On my third day I woke up stranded in a village on the mountain plateau near Mostar.
There was absolutely nothing to do there.
Got up to the plateau at night on a completely unimproved road using a taxi ($30US). If that road were a Disneyland ride it would be too scary for small children. The driver knew the way, a definite plus on such a moonless cloudy night since the road was unmarked, had no guard rails on the two dozen switchbacks. The road was just plain dirt and mud and the car careened, in a persistant uphill slalom, winding higher and higher away from the twinkling lights of Mostar.
Arriving at the village I checked in my gear at the inn and I went out in the dark for a walk on the featureless road but the clouds hid the stars and due to landmines, I couldn't really meander with abandon anywhere so there was nothing to explore.
The inn owner and his wife had been watching a Croatian ski race on the TV for several hours. I joined them long enough to conclude that noone was going to beat any of the three Austrian race leaders. No Yugos were in the top twenty. I went up to my room and read.
Then slept.
I came down to the lobby and the owner, for breakfast, gave me a nice assortment of local jam, cheese, and day old homemade bread. A stray pony was eating the flowers in the garden. Men on tractors were arriving at the inn, large men taking off multiple layers of coats and wind shells to come in for a hot coffee and a smoke and to chat to each other. Near the inn I saw a large monument commemorating dead villagers from the recent war. Facing the monument there was a mosque with a minaret. There was a post office (shack) but
it had closed before I even got up (daily hours 8AM to 10AM only).

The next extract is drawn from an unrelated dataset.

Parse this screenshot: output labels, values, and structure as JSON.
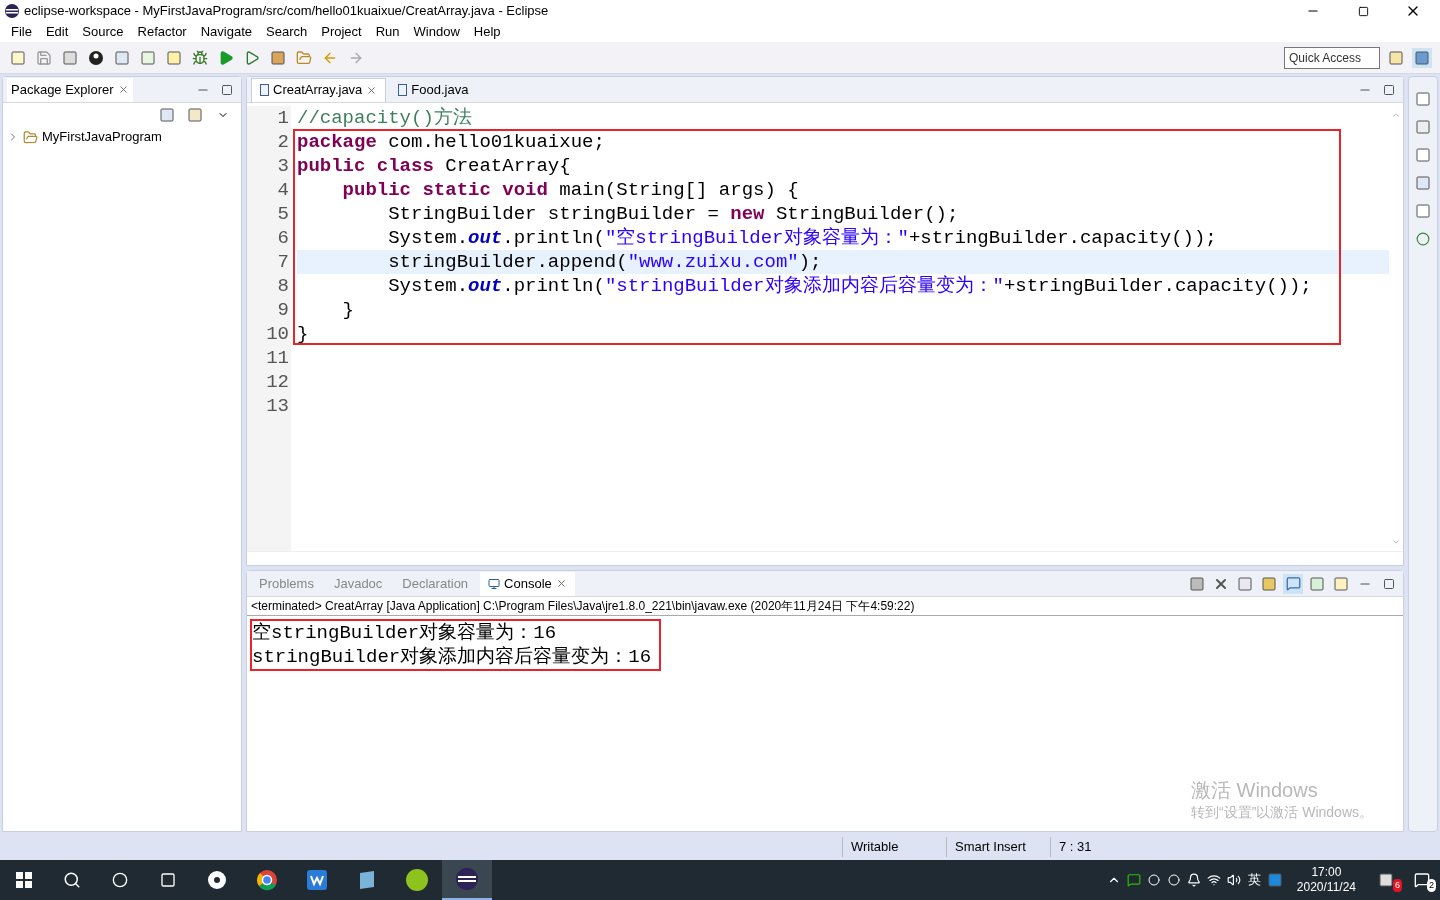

I went back to my room and meditated. Did some pushups. I decided this day could be a chillout, a Sedona spa trip.
Went out and jogged, careful to stay on the roads. Managed to run to the next village over. Talked to some shy tiny kids.
Came back and ate more delicious homemade local food for lunch: lamb, potatos, boiled carrots, some soup.
Got the schedule for when the local bus would come.
Went to room and had a shower. Read some more.
Just as I was waiting for the bus, a rich Italian guy and girlfriend, packing up their hunting dogs and rifles, offered me a lift back to town. Along the way we passed an old castle. The truck smelled like dogs but the conversation was good. The man had hunted in the Balkans every couple of months for years. He entertained us with stories about hunting for pheasent in Albania. "Albanians stole my dog. They ransomed him for $400."
The mountain plateau, a desolate exile. 
The region is Podvelezje, the village is Smajkici, the hotel is Hotel Sunce.

Hey Mr. G-man,
Glad to hear you're having what seems to be an awesome experience in Bosnia. I was wondering what the name of the EST track you showed me last time was? I've seen a couple of his CDs around, and wanted to get the right CD with that track, because it's so awesome.